Diante da jornalista tentei explicar quem nasceu primeiro, o ovo ou a galinha. Reexplicar o óbvio para mim e a teoria do buraco negro a ela.
Tudo é tão simples. “Quando você descobriu que era trans?”
Ora essa, quando me dei por gente. Só que era um lugar distante e incomunicável. Não se proferiam nomes “diabólicos” como travesti em casa...
A entrevista foi se dando de maneira que, uma vez ou outra, eu oscilava da explicação minuciosa e paciente a respostas curtas e mal-humoradas.
Culpa mesmo ninguém tinha de há dois anos minha monocultura ser a sigla T. Era a necessidade dos tempos de agora, urgência de outrora, e com a correnteza fui me tornando uma das portadoras de ideias que o mundo cis precisa apreender.
Dei um abraço frio na jornalista. Achei que falei demais e de coisas muito íntimas. Isso não me fez bem e ela não me parecia sensível. Eu me arrependi. Da próxima vez, foda-se, vou falar menos, me expor menos.
Quando saí do prédio, era hora do almoço. Sinalizei despedida para o recepcionista que me cadastrou ao entrar no prédio. Quando olhou meu documento, foi rápido e perguntou com qual nome eu desejava ser chamada.

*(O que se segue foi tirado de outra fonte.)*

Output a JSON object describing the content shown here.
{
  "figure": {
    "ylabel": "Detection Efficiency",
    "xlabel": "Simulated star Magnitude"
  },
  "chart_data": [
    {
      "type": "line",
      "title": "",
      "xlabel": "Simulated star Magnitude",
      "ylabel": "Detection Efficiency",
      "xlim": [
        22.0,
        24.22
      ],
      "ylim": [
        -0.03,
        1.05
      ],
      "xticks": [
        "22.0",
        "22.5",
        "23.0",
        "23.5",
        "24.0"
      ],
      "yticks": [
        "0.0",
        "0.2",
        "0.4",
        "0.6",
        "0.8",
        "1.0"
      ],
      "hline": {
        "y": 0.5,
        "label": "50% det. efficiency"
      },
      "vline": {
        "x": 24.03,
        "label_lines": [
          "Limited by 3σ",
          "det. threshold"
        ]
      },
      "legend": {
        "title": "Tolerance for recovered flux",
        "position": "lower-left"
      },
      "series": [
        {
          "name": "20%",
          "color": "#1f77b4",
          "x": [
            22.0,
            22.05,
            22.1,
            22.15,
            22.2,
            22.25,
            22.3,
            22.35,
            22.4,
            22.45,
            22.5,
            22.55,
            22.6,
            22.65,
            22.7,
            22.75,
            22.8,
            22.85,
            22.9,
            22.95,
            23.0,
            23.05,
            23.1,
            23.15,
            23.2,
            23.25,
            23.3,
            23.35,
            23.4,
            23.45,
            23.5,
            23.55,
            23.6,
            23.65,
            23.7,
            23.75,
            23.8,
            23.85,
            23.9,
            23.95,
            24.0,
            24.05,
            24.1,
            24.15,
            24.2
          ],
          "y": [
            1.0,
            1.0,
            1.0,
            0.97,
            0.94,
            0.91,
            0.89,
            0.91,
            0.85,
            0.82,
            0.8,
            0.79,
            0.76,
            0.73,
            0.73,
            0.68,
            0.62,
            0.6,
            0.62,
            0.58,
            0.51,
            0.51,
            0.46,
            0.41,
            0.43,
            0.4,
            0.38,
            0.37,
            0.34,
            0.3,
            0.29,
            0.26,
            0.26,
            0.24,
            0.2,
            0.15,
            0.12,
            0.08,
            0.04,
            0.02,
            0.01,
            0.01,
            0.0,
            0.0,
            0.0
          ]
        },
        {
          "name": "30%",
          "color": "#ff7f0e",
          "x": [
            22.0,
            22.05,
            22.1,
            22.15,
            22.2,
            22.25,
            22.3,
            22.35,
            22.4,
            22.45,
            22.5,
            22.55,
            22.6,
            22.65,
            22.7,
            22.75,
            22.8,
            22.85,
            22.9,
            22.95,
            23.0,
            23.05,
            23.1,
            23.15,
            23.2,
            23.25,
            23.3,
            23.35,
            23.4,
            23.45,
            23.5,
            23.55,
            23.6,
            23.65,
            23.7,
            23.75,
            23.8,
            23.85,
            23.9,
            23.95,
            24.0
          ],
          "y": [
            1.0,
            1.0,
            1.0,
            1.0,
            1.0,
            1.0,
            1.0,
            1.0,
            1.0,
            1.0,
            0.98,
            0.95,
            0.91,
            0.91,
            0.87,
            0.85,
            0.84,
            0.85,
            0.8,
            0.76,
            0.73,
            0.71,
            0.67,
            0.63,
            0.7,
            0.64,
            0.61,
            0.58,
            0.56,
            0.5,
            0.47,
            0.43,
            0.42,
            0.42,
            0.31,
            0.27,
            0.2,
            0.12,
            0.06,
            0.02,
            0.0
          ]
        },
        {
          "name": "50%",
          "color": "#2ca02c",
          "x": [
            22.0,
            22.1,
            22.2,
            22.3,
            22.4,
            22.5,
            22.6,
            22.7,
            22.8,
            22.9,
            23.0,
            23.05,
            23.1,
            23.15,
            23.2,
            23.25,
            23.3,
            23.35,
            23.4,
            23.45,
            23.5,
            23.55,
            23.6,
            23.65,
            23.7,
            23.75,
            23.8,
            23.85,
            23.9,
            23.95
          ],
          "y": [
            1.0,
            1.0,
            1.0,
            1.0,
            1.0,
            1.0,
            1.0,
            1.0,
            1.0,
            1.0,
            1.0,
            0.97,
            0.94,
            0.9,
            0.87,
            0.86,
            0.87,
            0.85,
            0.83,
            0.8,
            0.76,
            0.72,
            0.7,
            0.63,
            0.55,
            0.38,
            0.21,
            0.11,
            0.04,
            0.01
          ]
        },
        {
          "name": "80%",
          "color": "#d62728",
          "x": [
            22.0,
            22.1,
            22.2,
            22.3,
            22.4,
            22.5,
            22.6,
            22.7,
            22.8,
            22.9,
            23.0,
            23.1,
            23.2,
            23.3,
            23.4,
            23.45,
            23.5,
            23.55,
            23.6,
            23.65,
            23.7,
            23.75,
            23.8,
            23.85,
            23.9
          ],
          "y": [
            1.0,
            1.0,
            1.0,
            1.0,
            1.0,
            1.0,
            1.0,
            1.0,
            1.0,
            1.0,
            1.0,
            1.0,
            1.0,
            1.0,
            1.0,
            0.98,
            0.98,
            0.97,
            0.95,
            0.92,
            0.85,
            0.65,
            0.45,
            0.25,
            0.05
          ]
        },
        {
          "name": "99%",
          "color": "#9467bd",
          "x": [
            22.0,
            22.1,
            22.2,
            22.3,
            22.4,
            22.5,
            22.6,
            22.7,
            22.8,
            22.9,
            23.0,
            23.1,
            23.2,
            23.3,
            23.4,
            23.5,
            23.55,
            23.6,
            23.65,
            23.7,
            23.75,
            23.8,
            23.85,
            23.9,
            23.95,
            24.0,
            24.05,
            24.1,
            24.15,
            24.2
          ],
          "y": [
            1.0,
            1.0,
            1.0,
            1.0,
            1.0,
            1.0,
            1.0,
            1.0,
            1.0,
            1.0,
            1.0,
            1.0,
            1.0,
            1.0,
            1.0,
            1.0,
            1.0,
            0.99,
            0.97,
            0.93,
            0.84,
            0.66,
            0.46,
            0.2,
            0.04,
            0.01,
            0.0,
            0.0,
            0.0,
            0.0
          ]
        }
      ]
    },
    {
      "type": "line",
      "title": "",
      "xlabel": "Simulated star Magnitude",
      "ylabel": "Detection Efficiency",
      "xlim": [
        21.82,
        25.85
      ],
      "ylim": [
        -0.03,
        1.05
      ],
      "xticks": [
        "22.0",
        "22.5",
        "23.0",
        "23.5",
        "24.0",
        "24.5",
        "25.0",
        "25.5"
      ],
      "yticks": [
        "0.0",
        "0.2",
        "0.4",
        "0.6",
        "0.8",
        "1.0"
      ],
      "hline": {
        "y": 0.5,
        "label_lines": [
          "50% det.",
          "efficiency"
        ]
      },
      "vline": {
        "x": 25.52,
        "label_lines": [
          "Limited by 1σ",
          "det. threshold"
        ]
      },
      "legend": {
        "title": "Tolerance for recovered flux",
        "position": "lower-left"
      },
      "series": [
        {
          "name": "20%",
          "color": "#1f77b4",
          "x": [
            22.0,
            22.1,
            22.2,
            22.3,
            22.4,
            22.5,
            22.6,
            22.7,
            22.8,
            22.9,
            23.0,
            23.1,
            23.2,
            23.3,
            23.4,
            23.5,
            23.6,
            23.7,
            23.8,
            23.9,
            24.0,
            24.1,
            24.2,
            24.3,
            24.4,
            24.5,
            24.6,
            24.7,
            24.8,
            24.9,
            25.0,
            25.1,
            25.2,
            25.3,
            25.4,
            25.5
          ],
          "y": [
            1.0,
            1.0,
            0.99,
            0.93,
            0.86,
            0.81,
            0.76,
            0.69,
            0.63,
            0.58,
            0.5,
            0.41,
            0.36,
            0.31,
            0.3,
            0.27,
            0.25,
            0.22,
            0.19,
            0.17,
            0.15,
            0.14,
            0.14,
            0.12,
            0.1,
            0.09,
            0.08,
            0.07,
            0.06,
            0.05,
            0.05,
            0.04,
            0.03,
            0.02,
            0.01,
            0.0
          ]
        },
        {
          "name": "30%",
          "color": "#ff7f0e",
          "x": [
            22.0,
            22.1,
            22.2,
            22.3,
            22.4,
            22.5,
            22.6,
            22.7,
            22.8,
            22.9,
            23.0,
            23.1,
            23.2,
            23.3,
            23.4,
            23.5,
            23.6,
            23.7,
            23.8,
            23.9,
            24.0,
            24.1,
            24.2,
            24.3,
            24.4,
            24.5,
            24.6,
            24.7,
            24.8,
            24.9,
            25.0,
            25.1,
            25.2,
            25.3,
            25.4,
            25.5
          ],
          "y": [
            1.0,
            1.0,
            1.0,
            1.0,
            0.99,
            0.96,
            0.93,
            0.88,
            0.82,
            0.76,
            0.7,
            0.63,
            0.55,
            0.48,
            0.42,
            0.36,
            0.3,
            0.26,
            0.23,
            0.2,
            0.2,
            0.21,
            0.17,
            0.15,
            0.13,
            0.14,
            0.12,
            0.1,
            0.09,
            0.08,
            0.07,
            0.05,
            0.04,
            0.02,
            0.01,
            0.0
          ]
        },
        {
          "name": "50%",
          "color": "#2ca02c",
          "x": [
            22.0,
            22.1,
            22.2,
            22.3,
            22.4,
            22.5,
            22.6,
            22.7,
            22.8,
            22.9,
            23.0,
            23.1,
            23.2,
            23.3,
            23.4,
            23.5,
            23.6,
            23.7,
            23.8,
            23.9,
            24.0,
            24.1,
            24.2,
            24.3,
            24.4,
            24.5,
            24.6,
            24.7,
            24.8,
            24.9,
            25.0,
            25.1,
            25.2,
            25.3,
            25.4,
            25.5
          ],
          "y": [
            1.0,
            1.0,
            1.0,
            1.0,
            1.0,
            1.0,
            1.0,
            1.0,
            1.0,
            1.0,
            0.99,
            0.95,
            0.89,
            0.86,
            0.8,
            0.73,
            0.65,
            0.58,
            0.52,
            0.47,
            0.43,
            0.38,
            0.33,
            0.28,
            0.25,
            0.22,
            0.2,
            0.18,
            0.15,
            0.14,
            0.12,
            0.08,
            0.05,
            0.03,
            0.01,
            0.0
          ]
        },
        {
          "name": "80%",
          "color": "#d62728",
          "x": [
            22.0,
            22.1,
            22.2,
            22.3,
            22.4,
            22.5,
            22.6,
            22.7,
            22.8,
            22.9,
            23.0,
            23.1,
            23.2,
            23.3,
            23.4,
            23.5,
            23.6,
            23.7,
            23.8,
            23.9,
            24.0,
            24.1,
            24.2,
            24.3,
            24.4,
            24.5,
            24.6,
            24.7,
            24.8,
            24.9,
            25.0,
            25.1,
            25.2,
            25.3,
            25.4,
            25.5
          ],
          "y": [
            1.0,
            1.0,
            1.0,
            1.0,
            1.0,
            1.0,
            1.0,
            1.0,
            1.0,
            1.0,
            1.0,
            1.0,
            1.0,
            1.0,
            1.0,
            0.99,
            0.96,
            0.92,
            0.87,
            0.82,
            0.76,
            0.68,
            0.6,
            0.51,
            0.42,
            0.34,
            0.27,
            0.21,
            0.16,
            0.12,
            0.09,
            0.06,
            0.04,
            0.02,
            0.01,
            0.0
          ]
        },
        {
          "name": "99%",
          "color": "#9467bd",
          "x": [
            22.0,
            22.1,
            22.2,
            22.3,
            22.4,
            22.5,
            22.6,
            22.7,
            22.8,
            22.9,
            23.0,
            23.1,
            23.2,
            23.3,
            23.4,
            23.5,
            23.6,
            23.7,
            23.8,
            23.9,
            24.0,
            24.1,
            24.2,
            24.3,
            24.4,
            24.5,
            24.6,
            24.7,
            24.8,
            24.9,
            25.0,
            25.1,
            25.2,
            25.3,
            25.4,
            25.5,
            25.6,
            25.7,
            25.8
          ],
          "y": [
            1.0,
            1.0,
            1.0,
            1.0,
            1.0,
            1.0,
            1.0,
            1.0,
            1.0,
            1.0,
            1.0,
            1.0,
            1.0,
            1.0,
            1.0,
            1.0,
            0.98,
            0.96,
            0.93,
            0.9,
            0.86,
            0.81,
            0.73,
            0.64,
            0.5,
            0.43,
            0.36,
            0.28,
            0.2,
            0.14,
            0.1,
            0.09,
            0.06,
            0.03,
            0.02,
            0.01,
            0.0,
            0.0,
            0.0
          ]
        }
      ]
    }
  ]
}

Entrei no carro. Dessa vez sentei no banco traseiro e tive um comportamento menos interativo. Fiquei olhando a rua com olhos de drama silencioso, olhos de fim de filme triste. Comecei a rir da minha cara, eu me senti maluca. Eu ri, e ri e ria. O fim do filme com a minha risada solitária ficava ainda mais triste, mas eu era feliz. Eu era atriz de novela, e não existe final triste na televisão. E, se a cena inventada no carro era a cena final da novela, teria de ser feliz.
Pedi ao motorista que parasse o carro para eu me sentar na frente e mexer no rádio. Ele encostou, fui para a frente. Olhei para ele, abri um sorriso e coloquei música animada e alta. Ele riu, eu ri. Os nossos olhares ficaram amigos e íntimos em segundos. Minha novela acabou com música alegre no trânsito de São Paulo.